A healthcare watchdog warned of concerns for patient safety during an inspection of one of Scotland’s largest hospitals.

Healthcare Improvement Scotland (HIS) inspected the Glasgow Royal Infirmary emergency department on April 9 and found “significant patient safety concerns”.

The concerns sparked a second unannounced inspection on June 3 and June 5 and this covered the whole hospital.

Donna Maclean, HIS chief inspector, said: “Our inspection of the emergency department at Glasgow Royal Infirmary identified patient safety concerns, and we returned to carry out a second unannounced hospital-wide inspection from June 3-5.

“We were assured that NHS Greater Glasgow and Clyde had responded promptly to the patient safety concerns highlighted during the initial inspection.”

No further details were provided on the nature of the safety concerns.

Ms Maclean added: “A full report, including the findings from the initial emergency department inspection, will be published in August 2024.”

The watchdog also carried out inspections of the emergency department at the Queen Elizabeth University Hospital (QEUH) in Glasgow on April 8 and a hospital-wide inspection of the Royal Alexandra Hospital (RAH) in Paisley on April 8 and April 10.

Inspectors said in the morning of the visit to the QEUH the emergency department was “operating under significant pressure with an 11-hour wait for patients to be transferred to in-patient areas and a two-hour waiting time for first assessment by a clinician”.

No patients were being cared for in corridors – unlike in the RAH – but, in the afternoon, nine ambulances were waiting outside.

Inspectors reviewed incidents or adverse events in the three months prior to the inspection and found some relating to delays in triage and knock-on delays in patients having an initial electrocardiogram to measure heart activity.

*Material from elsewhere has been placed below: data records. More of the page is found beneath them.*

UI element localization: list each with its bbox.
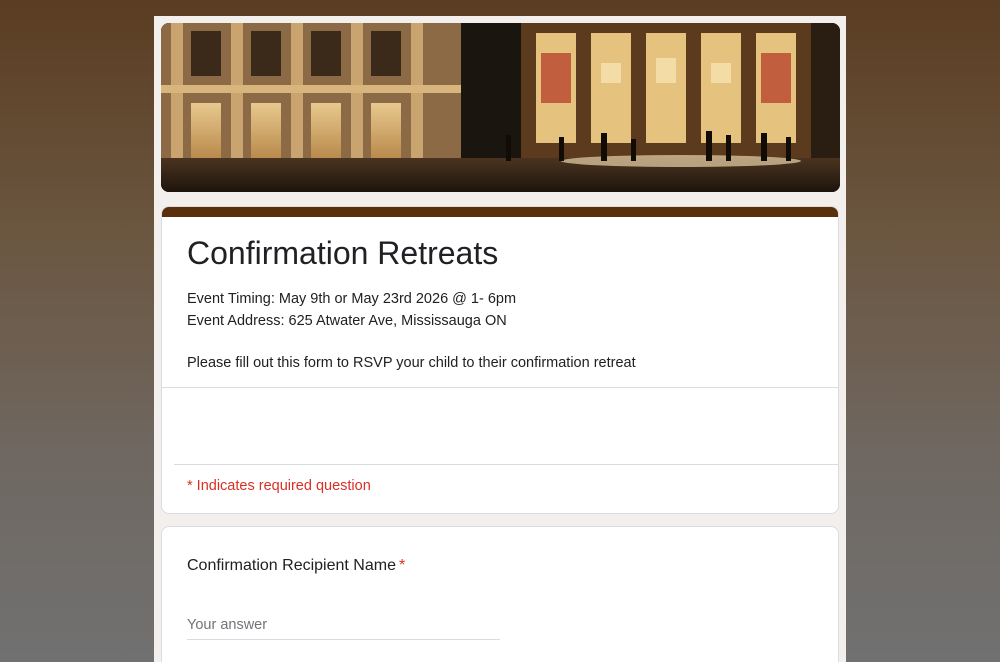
form-title: Confirmation Retreats: [187, 235, 499, 271]
form-header-card: Confirmation Retreats Event Timing: May …: [161, 206, 839, 514]
header-banner-image: [161, 23, 840, 192]
event-address-text: Event Address: 625 Atwater Ave, Mississa…: [187, 313, 507, 329]
form-instructions-text: Please fill out this form to RSVP your c…: [187, 355, 636, 371]
required-asterisk: *: [398, 557, 406, 574]
card-accent-bar: [162, 207, 838, 217]
question-card: Confirmation Recipient Name *: [161, 526, 839, 662]
event-timing-text: Event Timing: May 9th or May 23rd 2026 @…: [187, 291, 517, 307]
question-title: Confirmation Recipient Name *: [187, 557, 405, 575]
header-divider: [162, 387, 838, 388]
form-page: Confirmation Retreats Event Timing: May …: [154, 16, 846, 662]
question-label: Confirmation Recipient Name: [187, 557, 396, 574]
required-question-note: * Indicates required question: [187, 478, 371, 494]
required-divider: [174, 464, 838, 465]
recipient-name-input[interactable]: [187, 611, 500, 640]
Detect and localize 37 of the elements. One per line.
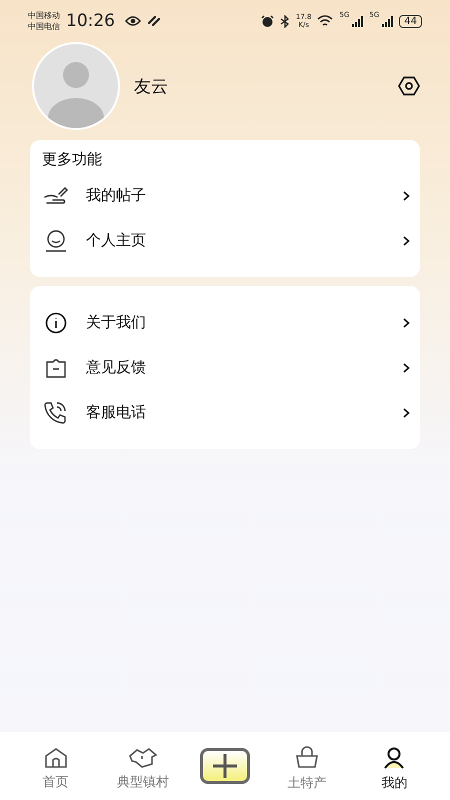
signal-icon [351, 15, 364, 27]
home-icon [44, 747, 68, 769]
nav-tab[interactable]: 典型镇村 [112, 741, 173, 791]
menu-item[interactable]: 客服电话 [42, 390, 410, 435]
nav-tab[interactable]: 我的 [364, 740, 424, 792]
settings-icon[interactable] [398, 76, 420, 96]
nav-tab[interactable]: 土特产 [277, 740, 338, 792]
eye-icon [125, 16, 141, 26]
alarm-icon [260, 14, 274, 28]
menu-item[interactable]: 个人主页 [42, 218, 410, 263]
nav-tab[interactable]: 首页 [26, 741, 86, 791]
clock-time: 10:26 [66, 11, 115, 31]
section-title: 更多功能 [42, 150, 103, 169]
wifi-icon [317, 15, 334, 27]
carrier-name: 中国移动 [28, 10, 60, 21]
menu-item[interactable]: 意见反馈 [42, 345, 410, 390]
pen-icon [43, 184, 69, 206]
plus-icon [212, 753, 238, 779]
carrier-name: 中国电信 [28, 21, 60, 32]
face-icon [44, 228, 68, 252]
chevron-icon [403, 236, 410, 246]
house-roof-icon [128, 747, 158, 769]
add-button[interactable] [200, 748, 250, 784]
menu-item[interactable]: 关于我们 [42, 300, 410, 345]
bag-icon [294, 746, 320, 770]
user-name: 友云 [134, 76, 169, 98]
info-icon [45, 312, 67, 334]
bluetooth-icon [280, 14, 290, 28]
chevron-icon [403, 318, 410, 328]
chevron-icon [403, 190, 410, 200]
clipboard-icon [45, 356, 67, 378]
chevron-icon [403, 362, 410, 372]
signal-icon [381, 15, 394, 27]
chevron-icon [403, 408, 410, 418]
battery-level: 44 [399, 14, 422, 28]
menu-item[interactable]: 我的帖子 [42, 173, 410, 218]
person-icon [382, 746, 406, 770]
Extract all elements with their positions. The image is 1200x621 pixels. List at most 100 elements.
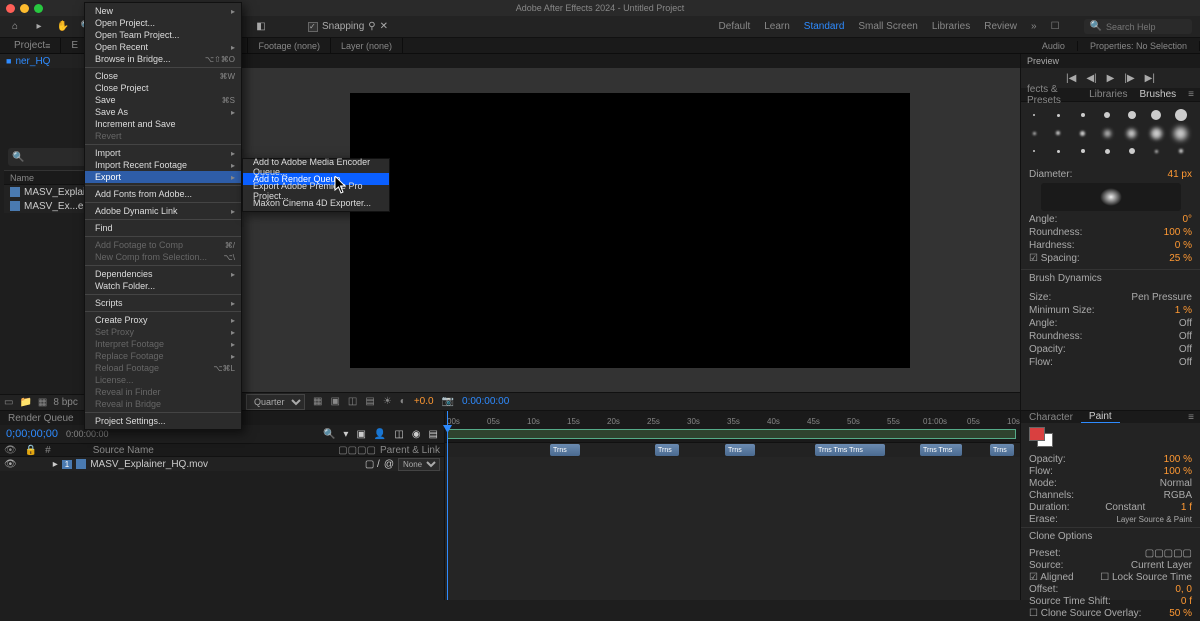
time-ruler[interactable]: 00s 05s 10s 15s 20s 25s 30s 35s 40s 45s … [445,411,1020,443]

Inspectors were told staff would be moved from other departments if triage delays increased; “see and treat” rooms were set up to cut delays in essential tests for patients in waiting rooms; and that, during the inspection, triage times were 15 minutes.

Inspectors said the QEUH emergency department was “calm and well-led” adding that despite pressures “staff were focused on the provision of safe and compassionate care and patients were complimentary about their care and the staff providing it”.

Inspectors said RAH staff provided “safe and effective care in calm and well-led areas”, with patients also “complimentary” about their care.

For those patients being cared for in the corridors, the hospital inspectors said they “appeared comfortable and had not been in the department for an extended period of time”.

Inspectors were told those waiting for a prolonged period would be transferred to a hospital bed for comfort but they did not see that happening during the inspection as the longest wait in the department then was seven hours.

Areas identified for improvement by HIS at both the RAH and QUEH included hand hygiene and safe storage of cleaning products.

An NHSGGC spokesperson said: “Following patient safety concerns being raised by HIS at the time of the emergency department inspection in April, a number of actions and improvements immediately took place assuring safe, quality care is in place and this remains our priority.

“A second visit was undertaken by HIS in early June and we look forward to receiving that report.”